IF HE is on the winning side this weekend, teenage centre Jack Broadbent could play in a final at Wembley before he makes his Leeds Rhinos debut.
Broadbent is on loan at his hometown club Batley Bulldogs who visit Sheffield Eagles on Sunday for an 1895 Cup semi-final.
The winners will face either Leigh Centurions or Widnes Vikings at Wembley immediately after next month’s Coral Challenge Cup final.
“Batley have made it clear that’s what they want to do, that’s what they have been talking about,” Broadbent said. “We are 80 minutes away.
“Probably for a few of the players it is going to be a once in a lifetime opportunity to play at Wembley and we are just going to give it everything we’ve got. It would be quite something to have on my reputation for the rest of my career.”

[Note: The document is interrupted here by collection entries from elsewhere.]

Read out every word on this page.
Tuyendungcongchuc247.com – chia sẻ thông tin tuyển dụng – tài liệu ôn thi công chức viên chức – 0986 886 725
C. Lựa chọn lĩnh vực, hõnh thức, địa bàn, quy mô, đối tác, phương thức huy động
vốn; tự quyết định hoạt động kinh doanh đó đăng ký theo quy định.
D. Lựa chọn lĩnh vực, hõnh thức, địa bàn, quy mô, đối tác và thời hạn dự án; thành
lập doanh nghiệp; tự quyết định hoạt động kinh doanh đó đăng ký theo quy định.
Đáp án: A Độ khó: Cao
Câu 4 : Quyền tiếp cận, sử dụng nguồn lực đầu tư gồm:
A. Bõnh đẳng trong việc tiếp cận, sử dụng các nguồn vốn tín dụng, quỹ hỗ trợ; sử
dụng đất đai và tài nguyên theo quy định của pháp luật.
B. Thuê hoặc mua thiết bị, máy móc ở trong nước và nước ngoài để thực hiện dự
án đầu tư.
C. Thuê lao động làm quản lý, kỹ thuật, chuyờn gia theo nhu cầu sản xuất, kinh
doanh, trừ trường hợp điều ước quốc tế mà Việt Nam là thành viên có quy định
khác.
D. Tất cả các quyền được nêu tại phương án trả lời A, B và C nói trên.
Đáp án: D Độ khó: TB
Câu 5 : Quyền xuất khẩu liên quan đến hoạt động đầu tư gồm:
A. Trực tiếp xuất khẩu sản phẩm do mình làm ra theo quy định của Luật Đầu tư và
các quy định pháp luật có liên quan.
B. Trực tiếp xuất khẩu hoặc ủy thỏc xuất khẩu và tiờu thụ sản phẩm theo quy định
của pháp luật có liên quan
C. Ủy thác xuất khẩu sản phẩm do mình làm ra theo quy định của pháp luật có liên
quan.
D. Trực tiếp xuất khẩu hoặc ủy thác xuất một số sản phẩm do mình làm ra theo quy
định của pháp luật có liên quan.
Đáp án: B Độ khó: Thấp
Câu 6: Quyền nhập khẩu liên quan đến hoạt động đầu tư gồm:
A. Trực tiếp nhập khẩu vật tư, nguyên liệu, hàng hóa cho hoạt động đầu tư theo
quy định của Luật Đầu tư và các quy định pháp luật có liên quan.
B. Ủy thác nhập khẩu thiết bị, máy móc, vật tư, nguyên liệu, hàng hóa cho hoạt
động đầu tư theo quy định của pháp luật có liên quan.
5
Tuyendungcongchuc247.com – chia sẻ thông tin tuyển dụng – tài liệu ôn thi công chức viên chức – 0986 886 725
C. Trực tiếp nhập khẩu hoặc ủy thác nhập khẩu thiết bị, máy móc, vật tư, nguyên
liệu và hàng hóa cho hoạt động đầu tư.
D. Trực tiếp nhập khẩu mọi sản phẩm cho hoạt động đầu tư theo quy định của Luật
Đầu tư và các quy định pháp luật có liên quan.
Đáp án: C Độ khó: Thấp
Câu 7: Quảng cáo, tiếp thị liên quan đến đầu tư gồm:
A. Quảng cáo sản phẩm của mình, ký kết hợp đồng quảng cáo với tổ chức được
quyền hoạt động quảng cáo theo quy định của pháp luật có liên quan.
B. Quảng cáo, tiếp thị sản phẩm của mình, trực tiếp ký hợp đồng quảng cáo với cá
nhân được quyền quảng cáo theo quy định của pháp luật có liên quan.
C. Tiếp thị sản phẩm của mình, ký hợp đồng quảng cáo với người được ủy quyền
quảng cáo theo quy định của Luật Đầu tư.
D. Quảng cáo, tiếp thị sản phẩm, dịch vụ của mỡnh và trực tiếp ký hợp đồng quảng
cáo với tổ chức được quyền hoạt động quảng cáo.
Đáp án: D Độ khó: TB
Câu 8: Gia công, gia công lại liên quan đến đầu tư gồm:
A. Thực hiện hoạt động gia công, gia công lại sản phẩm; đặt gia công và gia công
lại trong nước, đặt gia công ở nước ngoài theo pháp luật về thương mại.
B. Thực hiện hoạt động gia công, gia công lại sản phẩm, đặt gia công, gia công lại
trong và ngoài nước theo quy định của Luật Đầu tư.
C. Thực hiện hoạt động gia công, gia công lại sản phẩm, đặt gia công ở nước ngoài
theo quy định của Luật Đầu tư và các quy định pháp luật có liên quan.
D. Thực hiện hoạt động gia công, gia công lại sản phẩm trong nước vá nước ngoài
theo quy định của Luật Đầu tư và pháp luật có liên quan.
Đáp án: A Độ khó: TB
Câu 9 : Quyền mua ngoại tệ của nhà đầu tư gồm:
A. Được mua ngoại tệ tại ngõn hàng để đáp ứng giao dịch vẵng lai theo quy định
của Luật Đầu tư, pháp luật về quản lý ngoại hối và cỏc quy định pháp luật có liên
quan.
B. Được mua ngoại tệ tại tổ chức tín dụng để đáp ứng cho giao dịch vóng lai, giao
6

Eagles – whose assistant-coach is ex-Rhinos centre Keith Senior – play on an artificial pitch at Olympic Legacy Park and have had the upper hand over Bulldogs this year. Batley are also on the back of a defeat, 48-12 at Leigh last Sunday, but Broadbent reckons none of that will matter on Sunday.

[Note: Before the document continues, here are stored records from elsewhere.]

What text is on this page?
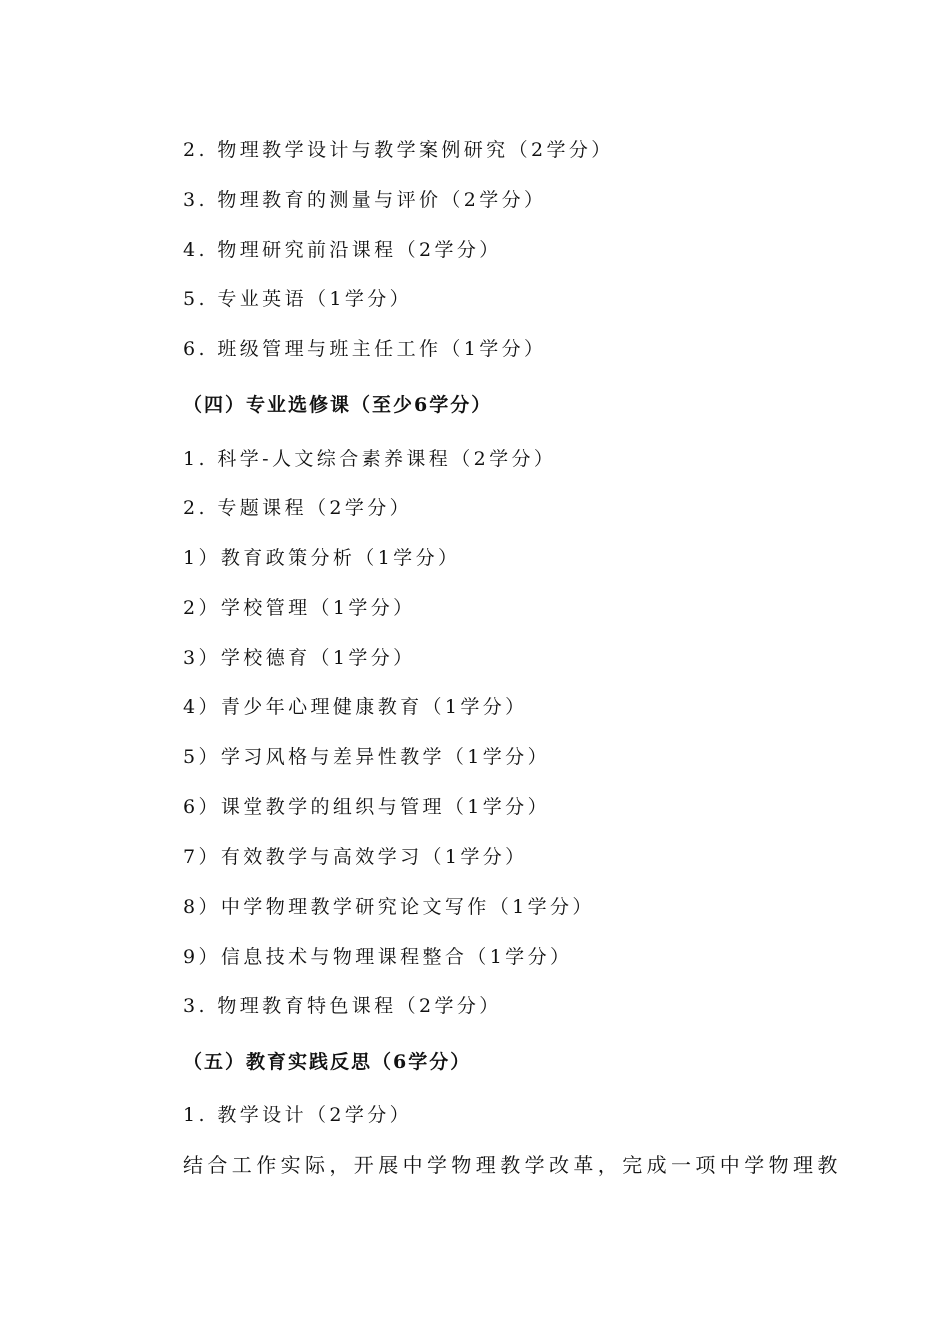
2. 物理教学设计与教学案例研究（2学分）
3. 物理教育的测量与评价（2学分）
4. 物理研究前沿课程（2学分）
5. 专业英语（1学分）
6. 班级管理与班主任工作（1学分）
（四）专业选修课（至少6学分）
1. 科学-人文综合素养课程（2学分）
2. 专题课程（2学分）
1）教育政策分析（1学分）
2）学校管理（1学分）
3）学校德育（1学分）
4）青少年心理健康教育（1学分）
5）学习风格与差异性教学（1学分）
6）课堂教学的组织与管理（1学分）
7）有效教学与高效学习（1学分）
8）中学物理教学研究论文写作（1学分）
9）信息技术与物理课程整合（1学分）
3. 物理教育特色课程（2学分）
（五）教育实践反思（6学分）
1. 教学设计（2学分）
结合工作实际，开展中学物理教学改革，完成一项中学物理教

He said: “We have spoken about it, they have already beaten us twice convincingly this season, but that’s the motivation to get one back on them.
“We have been building, we didn’t start the first half against Leigh too good, but in the second half we started building for this week. That’s what our focus was as soon as the game had gone, to start preparing for this week. Our form in the cup has been really good and that’s what we are going to take into it.”
Broadbent, 17, scored a brace of tries for Yorkshire against Australian Schoolboys last year after helping Rhinos to the academy Grand Final. He had a spell on dual-registration with Featherstone Rovers earlier this season, scoring two tries in three appearances and has been with Batley since last month.
He played in Bulldogs’ golden-point extra-time win at York City Knights in an 1895 Cup quarter-final and is loving his experience at semi-professional level.
He said: “The coach Matt Diskin played at Leeds and it has been good playing under him and his systems. I played three games on the wing for Featherstone and at Batley I have been in the centres, which is my position, so that has been really good.
“I am learning every week, it has been a massive step up from academy rugby and hopefully it closes the gap between the academy and first team and gets me ready to play for Leeds’ first team. That’s what I want to do and hopefully I will get a chance.”
Rhinos’ academy coaches Rob Burrow and Jonny Wainhouse have been keeping a close eye on Broadbent’s progress at Batley.
“They have been really good,” Broadbent said. “I’ve not been there, but they have still been catching up with me on my game every week. Even though I am not training with them they are still helping me develop and get better.”
Broadbent has time on his side, but can also take inspiration from one of Rhinos’ current first-choice centres, Harry Newman, who – at 19 – has established himself this year after starring in the Championship for Featherstone during 2018.